Commissioner Chairman Richard Caridi said that the role of Jury Commissioner had been viewed as archaic. So much is handled electronically today, and done by court staff.

The state association of County Commissioners have long advocated to abolish the role of the Jury Commissioner, saying it is obsolete. Jury Commissioners were responsible for the selection of jury pools for criminal and civil trials. The posts were created more than 100 years ago. Most counties had two jury commissioners, who had to be from different political parties.

In April, Pennsylvania state lawmakers moved quickly to reverse a recent court decision that threw out a law letting counties eliminate jury commissioners, the Associated Press reported. The state House voted 156 to 39 to send a bill to Gov. Tom Corbett that reinstated counties' power to do away with the positions.

The Supreme Court in March invalidated the 2011 law, saying it violated the state constitution's requirement that bills be confined to a single subject. Forty-two counties had eliminated their jury commissioners under the law.

A state judge recently ruled jury commissioner races won't be on the primary ballot, leaving parties to pick nominees.
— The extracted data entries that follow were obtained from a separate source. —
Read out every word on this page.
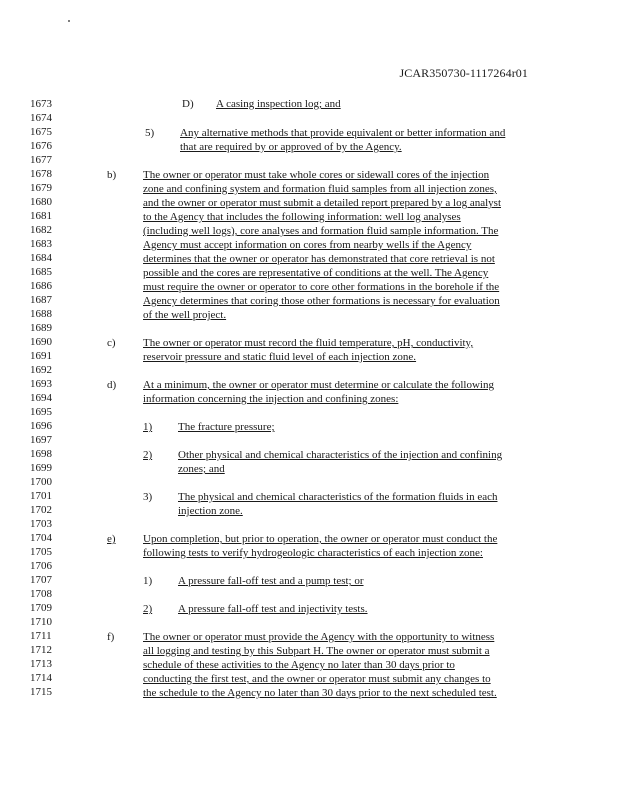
JCAR350730-1117264r01
1673
1674
1675
1676
1677
1678
1679
1680
1681
1682
1683
1684
1685
1686
1687
1688
1689
1690
1691
1692
1693
1694
1695
1696
1697
1698
1699
1700
1701
1702
1703
1704
1705
1706
1707
1708
1709
1710
1711
1712
1713
1714
1715
D) A casing inspection log; and
5) Any alternative methods that provide equivalent or better information and
that are required by or approved of by the Agency.
b) The owner or operator must take whole cores or sidewall cores of the injection
zone and confining system and formation fluid samples from all injection zones,
and the owner or operator must submit a detailed report prepared by a log analyst
to the Agency that includes the following information: well log analyses
(including well logs), core analyses and formation fluid sample information. The
Agency must accept information on cores from nearby wells if the Agency
determines that the owner or operator has demonstrated that core retrieval is not
possible and the cores are representative of conditions at the well. The Agency
must require the owner or operator to core other formations in the borehole if the
Agency determines that coring those other formations is necessary for evaluation
of the well project.
c) The owner or operator must record the fluid temperature, pH, conductivity,
reservoir pressure and static fluid level of each injection zone.
d) At a minimum, the owner or operator must determine or calculate the following
information concerning the injection and confining zones:
1) The fracture pressure;
2) Other physical and chemical characteristics of the injection and confining
zones; and
3) The physical and chemical characteristics of the formation fluids in each
injection zone.
e) Upon completion, but prior to operation, the owner or operator must conduct the
following tests to verify hydrogeologic characteristics of each injection zone:
1) A pressure fall-off test and a pump test; or
2) A pressure fall-off test and injectivity tests.
f)	The owner or operator must provide the Agency with the opportunity to witness
all logging and testing by this Subpart H. The owner or operator must submit a
schedule of these activities to the Agency no later than 30 days prior to
conducting the first test, and the owner or operator must submit any changes to
the schedule to the Agency no later than 30 days prior to the next scheduled test.
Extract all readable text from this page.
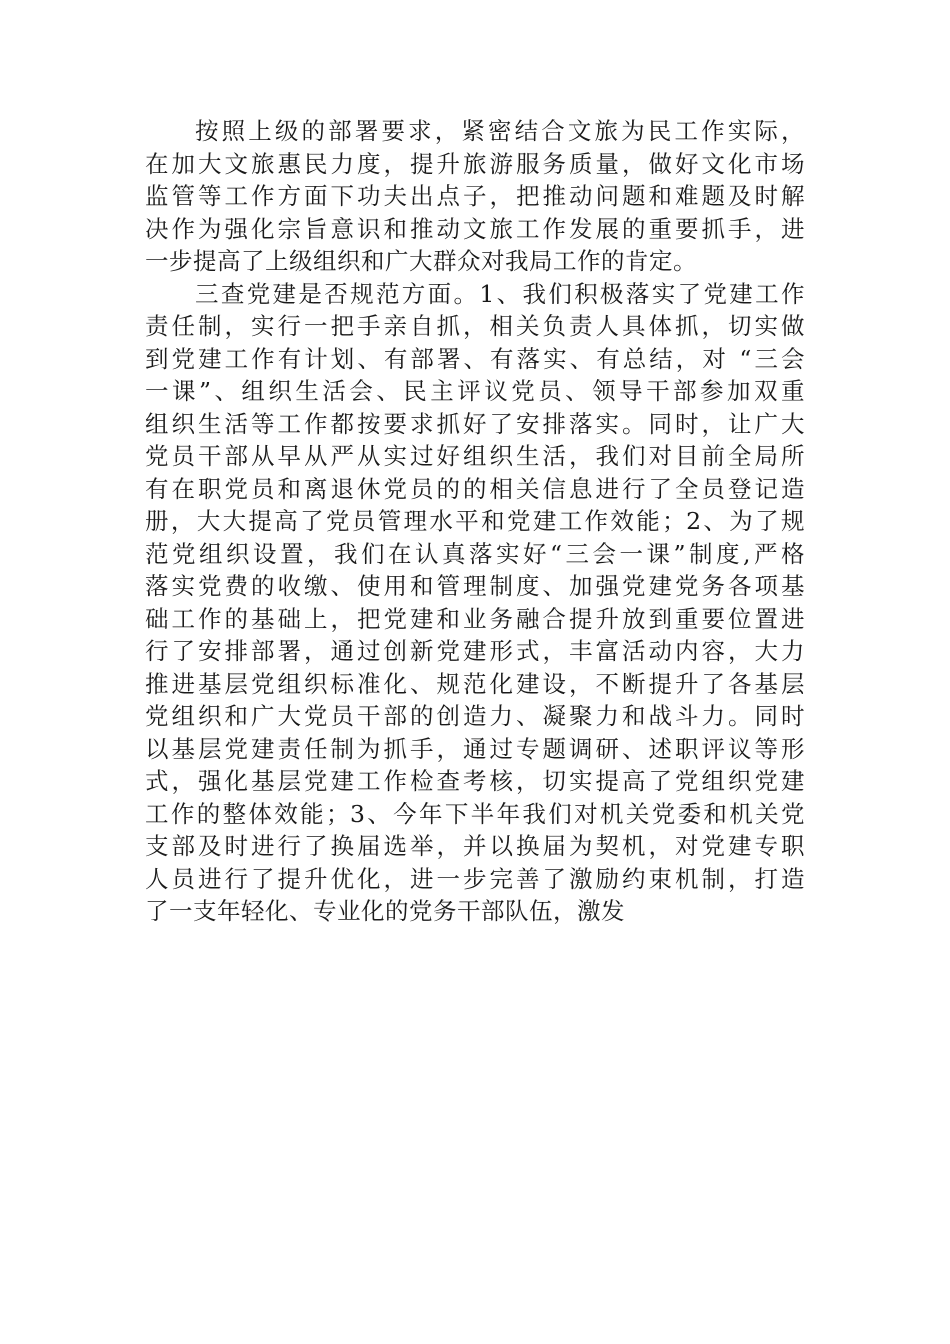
按照上级的部署要求，紧密结合文旅为民工作实际，
在加大文旅惠民力度，提升旅游服务质量，做好文化市场
监管等工作方面下功夫出点子，把推动问题和难题及时解
决作为强化宗旨意识和推动文旅工作发展的重要抓手，进
一步提高了上级组织和广大群众对我局工作的肯定。
三查党建是否规范方面。1、我们积极落实了党建工作
责任制，实行一把手亲自抓，相关负责人具体抓，切实做
到党建工作有计划、有部署、有落实、有总结，对 “三会
一课”、组织生活会、民主评议党员、领导干部参加双重
组织生活等工作都按要求抓好了安排落实。同时，让广大
党员干部从早从严从实过好组织生活，我们对目前全局所
有在职党员和离退休党员的的相关信息进行了全员登记造
册，大大提高了党员管理水平和党建工作效能；2、为了规
范党组织设置，我们在认真落实好“三会一课”制度,严格
落实党费的收缴、使用和管理制度、加强党建党务各项基
础工作的基础上，把党建和业务融合提升放到重要位置进
行了安排部署，通过创新党建形式，丰富活动内容，大力
推进基层党组织标准化、规范化建设，不断提升了各基层
党组织和广大党员干部的创造力、凝聚力和战斗力。同时
以基层党建责任制为抓手，通过专题调研、述职评议等形
式，强化基层党建工作检查考核，切实提高了党组织党建
工作的整体效能；3、今年下半年我们对机关党委和机关党
支部及时进行了换届选举，并以换届为契机，对党建专职
人员进行了提升优化，进一步完善了激励约束机制，打造
了一支年轻化、专业化的党务干部队伍，激发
The Wayne County Commissioners chose to retain their Jury Commissioner elected post. Brian Smith, Chairman of the Wayne County Board of County Commissioners, said that they decided that there was still value in the work of the two part-time Jury Commissioners, and without them they would need to hire someone full-time to take on the jury selection tasks.

Also discussed:

• Elizabeth De Blon was approved as a Caseworker for Children & Youth Services, effective May 20. This is a replacement position.

• A proclamation was issued congratulating the Wayne Chapter Daughters of the American Revolution (DAR) on the occasion of the 100th anniversary of the DAR.

• A commercial service proposal was approved between Blue Cable TV and the County of Pike for the Correctional Facility. Paid from inmate funds, the service is for television service in the day rooms.

• Contracts were executed for the following work for the Interim County Facility Project: LH Reed- Plumbing; DJ Heating & Air Conditioning- Mechanical and Port Jervis Electric- Electric.

Pike County Commissioners meet on the first and third Wednesday at 9 a.m. at the Administration Building on Broad Street in Milford.